Chart of Model Spec compliance by section for OpenAI models over time. See the companion blog post for details on the evaluations and how we interpret them. In short, we believe that these results reflect genuine and broad improvements in model alignment over time—although they also reflect a small effect due to measuring older models against more recent policies.
In practice, most Spec updates are driven by a recurring set of inputs:
- Public issues and feedback. Confusions, edge cases, or failure modes—either in the Model Spec language or in our models’ behavior.
- Internal issues. Patterns we see during development and testing, including ambiguities where different reasonable interpretations lead to different behavior.
- Behavior and safety policy updates. When higher-level constraints or commitments change, the Spec has to reflect that new structure clearly.
- New capabilities and products. As models become more capable of new behaviors and we release new products, we want the Model Spec to keep up in content and coverage—for example, adding rules for multimodal interactions, autonomous agents, and under-18 users.
What makes good Spec content
A few design principles guide how we write and revise the Model Spec.
- Clarity and precision. “Be honest” is a good value, but not a complete decision procedure. The Model Spec should sharpen disagreements, not hide them behind agreeable language. Where practical, we should explicitly call out potential conflicts between rules and provide guidance or examples on how to resolve them. For example, Do not lie calls out a potential conflict with Be warm, explaining that the assistant should follow norms of politeness, while stopping short of white lies that could amount to sycophancy and be against the user’s best interest.
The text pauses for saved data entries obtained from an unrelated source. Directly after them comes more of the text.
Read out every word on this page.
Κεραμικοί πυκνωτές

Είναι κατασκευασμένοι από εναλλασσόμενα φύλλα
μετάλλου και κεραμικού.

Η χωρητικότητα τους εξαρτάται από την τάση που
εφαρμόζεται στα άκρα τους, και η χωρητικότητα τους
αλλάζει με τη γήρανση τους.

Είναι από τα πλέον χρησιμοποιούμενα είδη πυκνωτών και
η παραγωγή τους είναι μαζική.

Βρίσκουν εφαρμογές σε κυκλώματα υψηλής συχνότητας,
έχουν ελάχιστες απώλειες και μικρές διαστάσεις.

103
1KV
- Substantive rules. A reader should be able to take a realistic prompt and produce an answer that another reader recognizes as clearly inside or outside the lines (even if there are judgment calls at the margins).
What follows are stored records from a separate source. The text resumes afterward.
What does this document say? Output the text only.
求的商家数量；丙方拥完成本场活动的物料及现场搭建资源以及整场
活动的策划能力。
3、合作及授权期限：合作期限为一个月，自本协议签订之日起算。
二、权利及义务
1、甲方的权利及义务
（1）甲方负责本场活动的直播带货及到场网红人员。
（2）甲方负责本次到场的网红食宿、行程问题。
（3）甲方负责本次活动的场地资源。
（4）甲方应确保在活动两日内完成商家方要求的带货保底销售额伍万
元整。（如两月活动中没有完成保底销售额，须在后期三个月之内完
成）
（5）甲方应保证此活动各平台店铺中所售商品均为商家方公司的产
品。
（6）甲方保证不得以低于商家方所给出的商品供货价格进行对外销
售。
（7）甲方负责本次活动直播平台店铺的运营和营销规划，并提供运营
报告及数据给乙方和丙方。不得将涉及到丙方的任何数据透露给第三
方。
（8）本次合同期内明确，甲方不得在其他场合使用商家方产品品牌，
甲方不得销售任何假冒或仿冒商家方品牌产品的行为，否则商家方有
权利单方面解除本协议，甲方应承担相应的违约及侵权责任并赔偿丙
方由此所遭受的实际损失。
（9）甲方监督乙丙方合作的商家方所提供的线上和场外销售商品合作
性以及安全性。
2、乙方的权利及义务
- Examples that maximize signal to noise. Good examples are often central to developing a high-quality spec update. Examples should help drive at the heart of the difficulties in specifying model behavior, bringing difficult conflicts to the surface and taking a clear stance on how to resolve them. Secondarily, they should strive to be exemplars of desired tone and style, which can be difficult to convey in prose.
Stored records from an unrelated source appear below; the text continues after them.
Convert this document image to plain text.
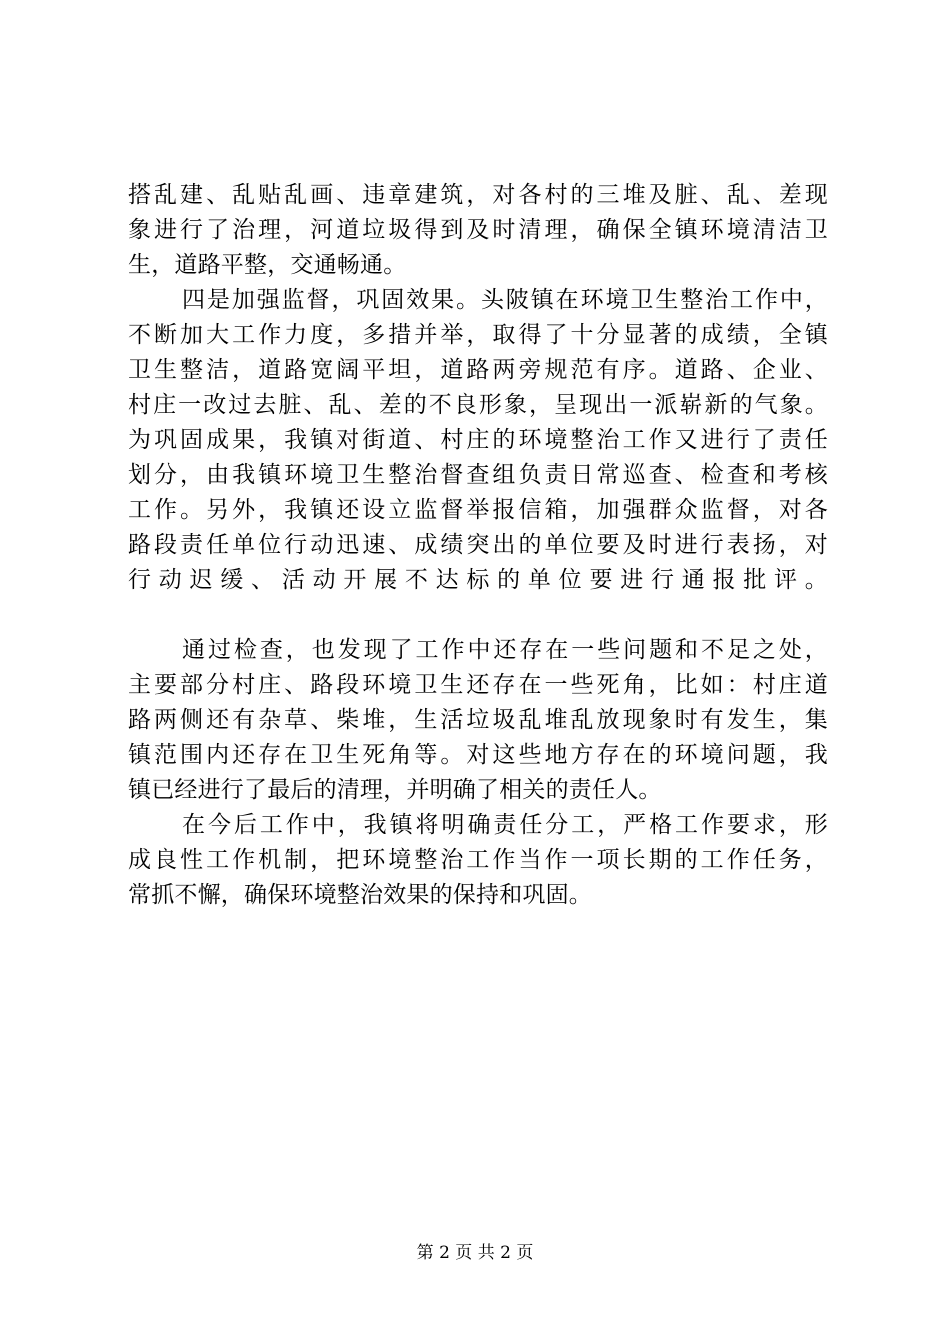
搭乱建、乱贴乱画、违章建筑，对各村的三堆及脏、乱、差现
象进行了治理，河道垃圾得到及时清理，确保全镇环境清洁卫
生，道路平整，交通畅通。
四是加强监督，巩固效果。头陂镇在环境卫生整治工作中，
不断加大工作力度，多措并举，取得了十分显著的成绩，全镇
卫生整洁，道路宽阔平坦，道路两旁规范有序。道路、企业、
村庄一改过去脏、乱、差的不良形象，呈现出一派崭新的气象。
为巩固成果，我镇对街道、村庄的环境整治工作又进行了责任
划分，由我镇环境卫生整治督查组负责日常巡查、检查和考核
工作。另外，我镇还设立监督举报信箱，加强群众监督，对各
路段责任单位行动迅速、成绩突出的单位要及时进行表扬，对
行动迟缓、活动开展不达标的单位要进行通报批评。
通过检查，也发现了工作中还存在一些问题和不足之处，
主要部分村庄、路段环境卫生还存在一些死角，比如：村庄道
路两侧还有杂草、柴堆，生活垃圾乱堆乱放现象时有发生，集
镇范围内还存在卫生死角等。对这些地方存在的环境问题，我
镇已经进行了最后的清理，并明确了相关的责任人。
在今后工作中，我镇将明确责任分工，严格工作要求，形
成良性工作机制，把环境整治工作当作一项长期的工作任务，
常抓不懈，确保环境整治效果的保持和巩固。
第 2 页 共 2 页
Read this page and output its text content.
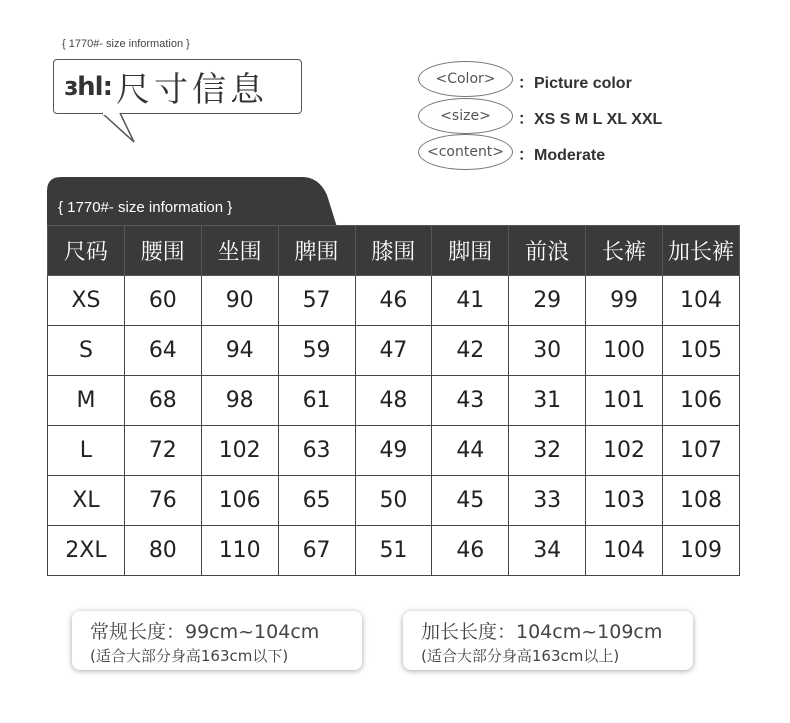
{ 1770#- size information }
ɜhl: 尺寸信息	<Color>	：Picture color
<size>	：XS S M L XL XXL
<content> ：Moderate
{ 1770#- size information }
尺码	腰围	坐围	脾围	膝围	脚围	前浪	长裤	加长裤
XS	60	90	57	46	41	29	99	104
S	64	94	59	47	42	30	100	105
M	68	98	61	48	43	31	101	106
L	72	102	63	49	44	32	102	107
XL	76	106	65	50	45	33	103	108
2XL	80	110	67	51	46	34	104	109
常规长度：99cm~104cm
(适合大部分身高163cm以下)
加长长度：104cm~109cm
(适合大部分身高163cm以上)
- Robustness. We try to avoid examples with extraneous ambiguity or complexity, so the core conflict and intended resolution is clear.
- Consistency and clear organization. We strive for the Model Spec rules to be fully consistent with one another and with our intended model behavior, and to make the overall organization of the document clear and approachable.
What’s ahead
The Model Spec is not a claim that we can write down everything that matters, or that models will always hit the target. It is a claim that intended behavior is important enough to be clear, actionable, and revisable.
Three success criteria guide how we evolve it.
- Legibility. People inside and outside OpenAI can form accurate expectations about behavior and can point to text when behavior surprises them.
- Actionability. The Model Spec can be used to design evaluations, diagnose incidents, and make consistent product decisions—not just to express values.
- Revisability. The Model Spec can evolve as we learn, without turning into an unstable moving target.
As models and products evolve, we expect the Model Spec to expand and clarify in step with new capabilities and deployment contexts. The goal is to keep the behavioral specification coherent, testable, and aligned with our mission of ensuring that AGI benefits all of humanity.